2004 – The U.S. military’s ground and air assault of Fallujah goes quicker than expected, with the entire Iraqi city occupied after six days of fighting. Thirty-one Americans are killed in the siege.

2006 – The International Atomic Energy Agency reports new traces of plutonium and enriched uranium — potential material for atomic warheads — have been found in a nuclear waste facility in Iran.
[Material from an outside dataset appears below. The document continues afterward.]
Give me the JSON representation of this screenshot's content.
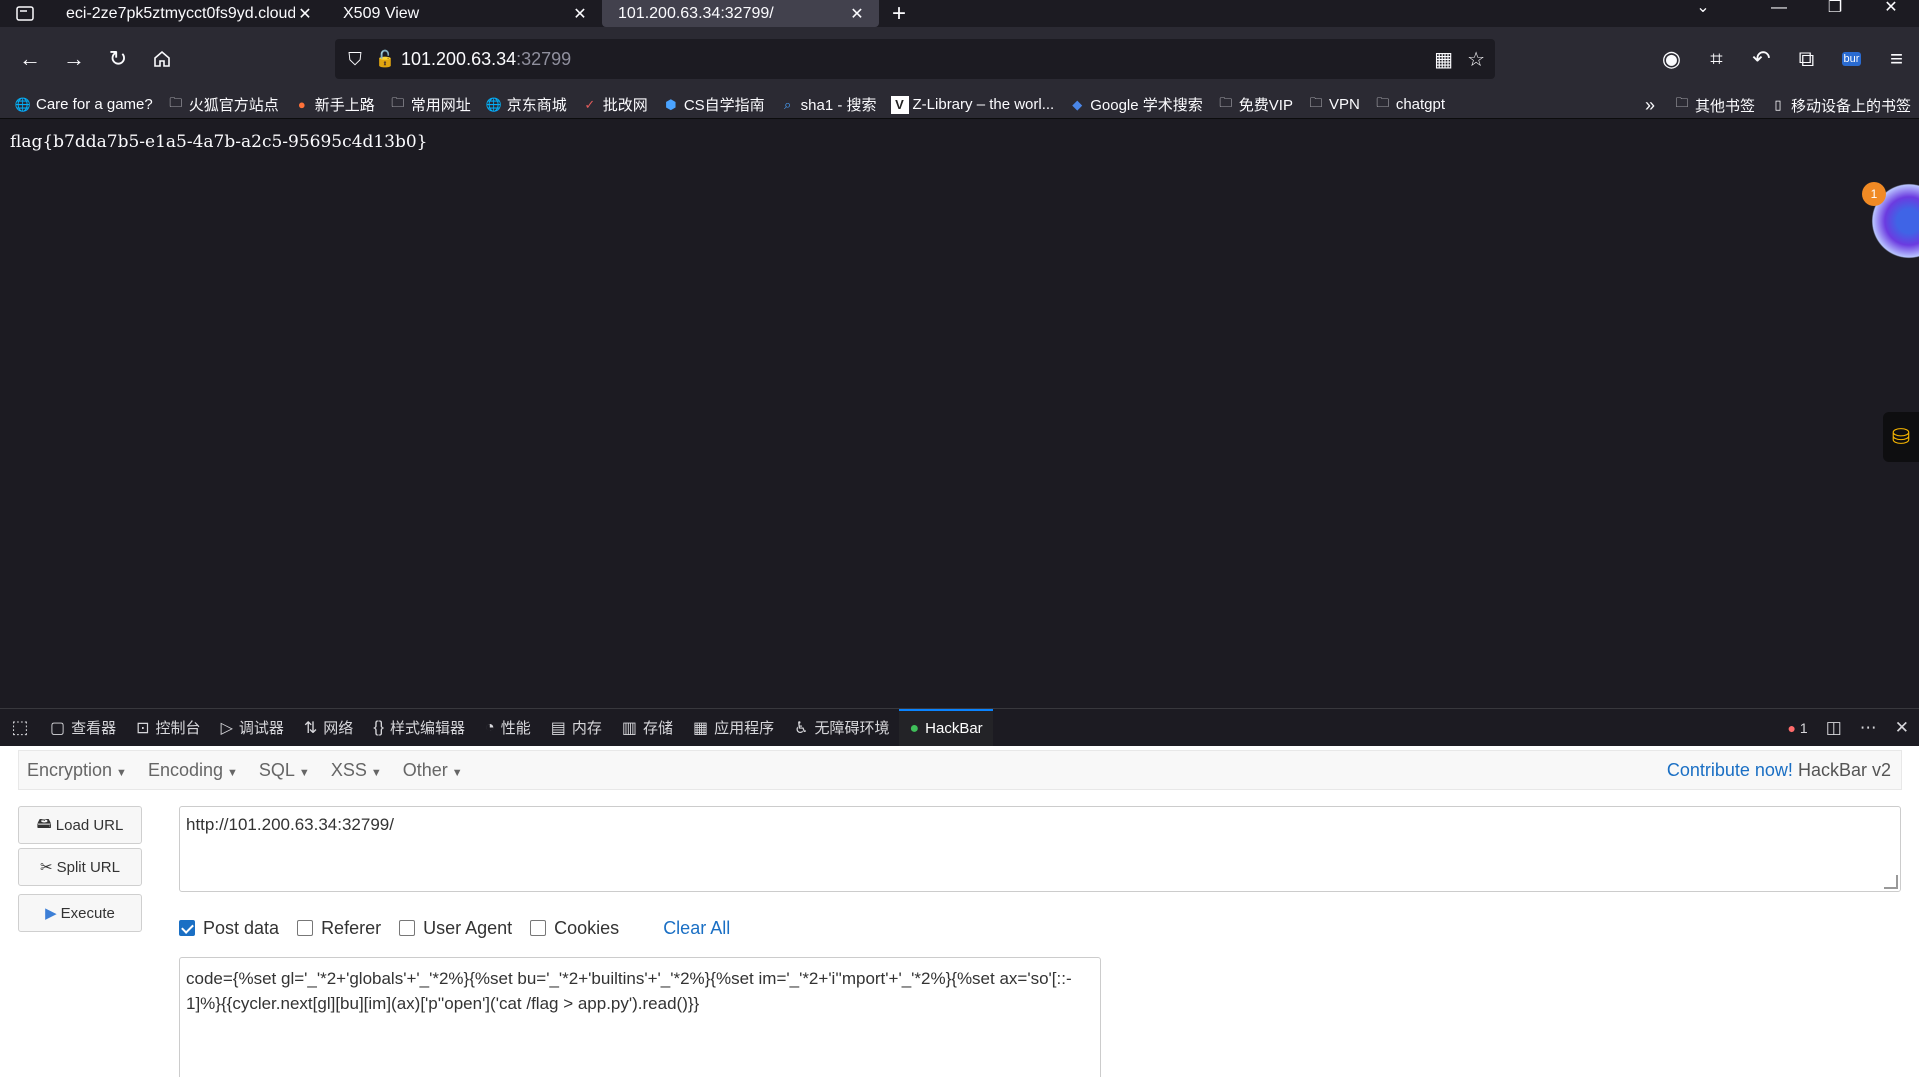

2007 – Charged with crimes against humanity, former Khmer Rouge Foreign Minister Ieng Sary and his wife are formally put in detention by Cambodia’s U.N.-backed genocide tribunal.

2008 – A lunar probe from India lands successfully on the moon.

2010 – Democracy heroine Aung San Suu Kyi takes her first steps back into Myanmar’s political minefield, vowing to press ahead in her decades-long fight for democracy while also calling for compromise with other political parties and the ruling junta.

2011 – Jordan’s king says that Syrian President Bashar Assad should step down for the good of his country, the first Arab leader to publicly make such a call.

2012 — Israel carries out a blistering offensive of more than 20 airstrikes in the Gaza Strip, assassinating Hamas’ military commander and targeting the armed group’s training facility.

2014 — Iraqi forces score major victory over Islamic State militants, drive them out of key oil refinery town.

Today’s Birthdays:

Claude Monet, French painter (1840-1926); Jawaharlal Nehru, Indian statesman (1889-1964); Astrid Lindgren, Swedish author (1907-2002); Joseph McCarthy, U.S. senator (1909-1957); Jordan’s King Hussein (1935-1999); Britain’s Prince Charles (1948–); Buckwheat Zydeco, U.S. singer/accordionist (1947–); Reverend Run, U.S. rapper (1964–).

Thought For Today:

Comfort, opportunity, number and size are not synonymous with civilization — Abraham Flexner, American educator and author (1866-1959).